Papers from PNAS and IPCC fill most of the categories the Economist lists. Unfortunately, I do not expect my Liberal friends to accept the Economist [La la la la la la la la la la la] as a source, though. After all the Economist said of Liberal darling Paul Krugman, “the most striking thing about his writing these days is not its economic rigour but its political partisanship.”

And finally, for those who pray at the institutionalized ignorance altar to Al Gore, there may be a scientific consensus on global warming after all. Only 36 percent of geoscientists and engineers believe that humans have created global warming, although I suspect 100 percent of them believe humans have created the crisis itself.
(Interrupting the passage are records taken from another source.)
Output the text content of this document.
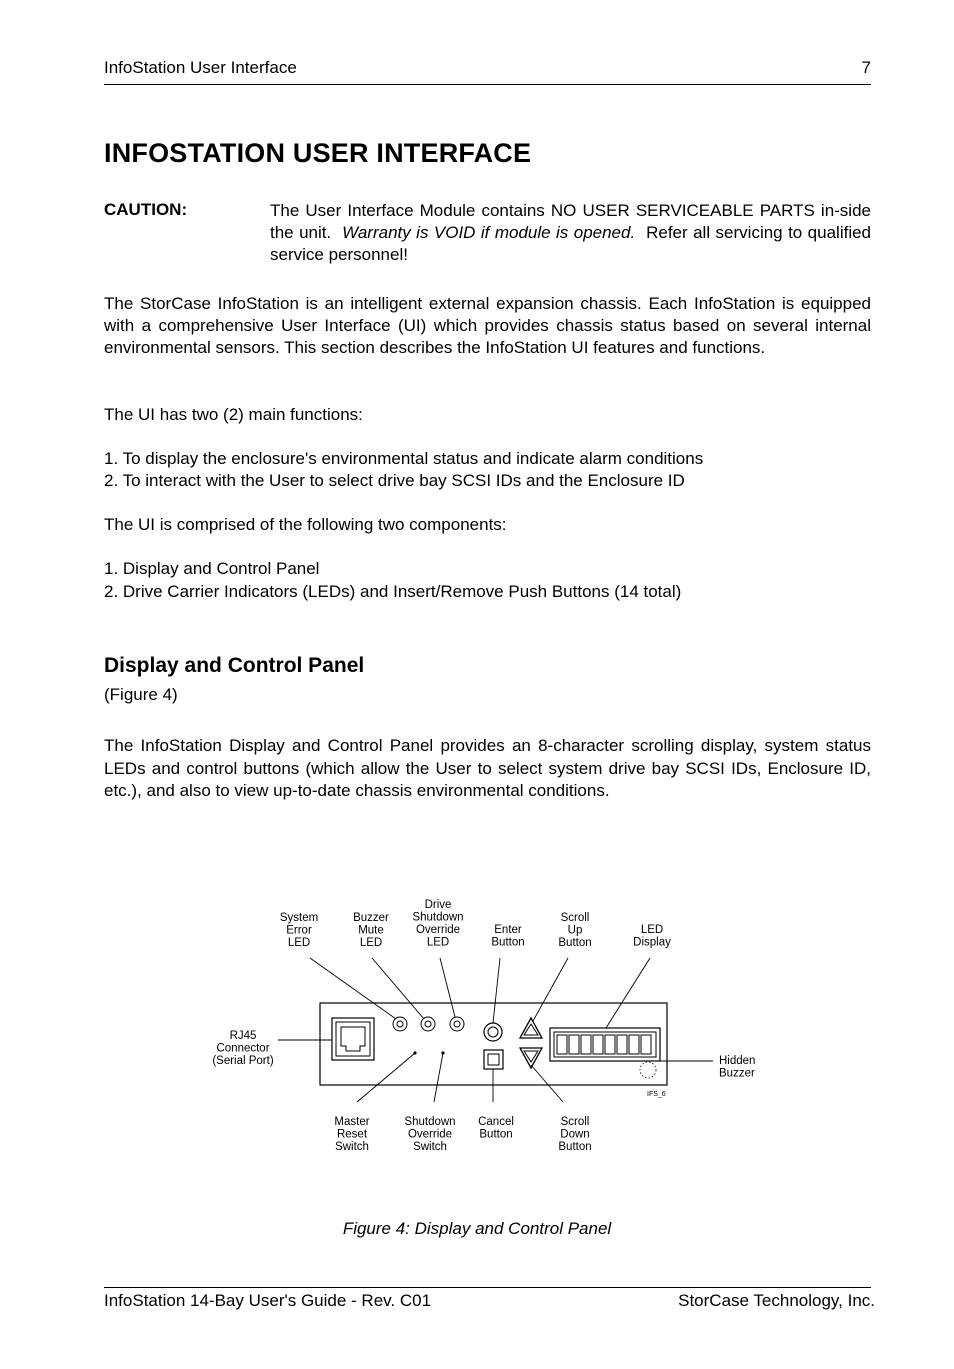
InfoStation User Interface	7
INFOSTATION USER INTERFACE
CAUTION:	The User Interface Module contains NO USER SERVICEABLE PARTS in-side the unit. Warranty is VOID if module is opened. Refer all servicing to qualified service personnel!
The StorCase InfoStation is an intelligent external expansion chassis. Each InfoStation is equipped with a comprehensive User Interface (UI) which provides chassis status based on several internal environmental sensors. This section describes the InfoStation UI features and functions.
The UI has two (2) main functions:
1. To display the enclosure's environmental status and indicate alarm conditions
2. To interact with the User to select drive bay SCSI IDs and the Enclosure ID
The UI is comprised of the following two components:
1. Display and Control Panel
2. Drive Carrier Indicators (LEDs) and Insert/Remove Push Buttons (14 total)
Display and Control Panel
(Figure 4)
The InfoStation Display and Control Panel provides an 8-character scrolling display, system status LEDs and control buttons (which allow the User to select system drive bay SCSI IDs, Enclosure ID, etc.), and also to view up-to-date chassis environmental conditions.
System Error LED
Buzzer Mute LED
Drive Shutdown Override LED
Enter Button
Scroll Up Button
LED Display
RJ45 Connector (Serial Port)
Master Reset Switch
Shutdown Override Switch
Cancel Button
Scroll Down Button
Hidden Buzzer
IFS_6
Figure 4: Display and Control Panel
InfoStation 14-Bay User's Guide - Rev. C01	StorCase Technology, Inc.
Of course, this finding was in the peer-reviewed Organization Studies, so it must be suspect, yes?


There is good news: The Economist also reports, “The most enlightened journals are already becoming less averse to humdrum papers. Some government funding agencies, including America’s National Institutes of Health, which dish out $30 billion on research each year, are working out how best to encourage replication.” [Emphasis added]

That small trend is a good start, but I don’t see it taking hold anywhere in the human-caused global warming industry and I don’t see it taking hold in the media or populace that supports and pays for said human-caused global warming industry.

 

We Only Have 500 Days Left, Part II

Want to know why I distrust our liberal friends?
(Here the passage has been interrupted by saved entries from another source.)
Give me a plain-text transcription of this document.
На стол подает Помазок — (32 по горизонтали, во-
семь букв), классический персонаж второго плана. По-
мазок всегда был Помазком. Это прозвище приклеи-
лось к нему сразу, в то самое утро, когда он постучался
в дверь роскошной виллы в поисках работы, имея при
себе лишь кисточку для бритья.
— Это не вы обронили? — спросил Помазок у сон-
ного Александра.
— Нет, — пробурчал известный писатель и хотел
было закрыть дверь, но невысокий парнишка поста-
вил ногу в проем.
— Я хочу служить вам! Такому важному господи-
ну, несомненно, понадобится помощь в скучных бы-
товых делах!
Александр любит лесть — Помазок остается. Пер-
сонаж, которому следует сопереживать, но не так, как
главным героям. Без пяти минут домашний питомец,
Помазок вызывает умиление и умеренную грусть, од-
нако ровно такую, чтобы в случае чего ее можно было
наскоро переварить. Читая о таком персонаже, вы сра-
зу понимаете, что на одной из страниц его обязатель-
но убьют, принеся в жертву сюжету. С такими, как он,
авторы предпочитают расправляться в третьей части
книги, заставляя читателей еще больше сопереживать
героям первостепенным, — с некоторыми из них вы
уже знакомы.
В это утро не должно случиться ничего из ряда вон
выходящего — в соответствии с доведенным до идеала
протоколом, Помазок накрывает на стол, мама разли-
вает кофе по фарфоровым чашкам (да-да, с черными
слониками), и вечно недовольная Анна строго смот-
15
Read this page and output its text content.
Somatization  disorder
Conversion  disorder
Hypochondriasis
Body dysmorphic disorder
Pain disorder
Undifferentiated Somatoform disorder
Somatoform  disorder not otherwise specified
The NYTimes reports that the National Climate Assessment study was prepared by a “large scientific panel overseen by the government and received final approval…” The White House released the report May 6.

The White House “wants to maximize its impact to drum up a sense of urgency among Americans about climate change — and thus to build political support for a contentious new climate change regulation that President Obama plans to issue in June.”

Mr. Obama wants to drum up urgency about climate change and build political support for [his] new climate change regulation.

Mr. Obama didn’t introduce it with a Rose Garden speech, though, because that would (a) give him only one shot at marketing it and (b) would give the people who understand the actual science yet another major opportunity to demonstrate how political this is. Instead, Mr. Obama “spent Tuesday giving interviews to local and national weather broadcasters on climate change and extreme weather.”

Don’t want to take my word for it? Read what climatologist Roy Spencer has to say. Before becoming a Principal Research Scientist at the University of Alabama in Huntsville, Dr. Spencer was a Senior Scientist for Climate Studies at NASA’s Marshall Space Flight Center. Climate Confusion is his popular book on global warming.

For the record, there are still 975 days until Inauguration Day, January 20, 2017, so there is little doubt among our liberal friends that LAX will be underwater before the next President takes office.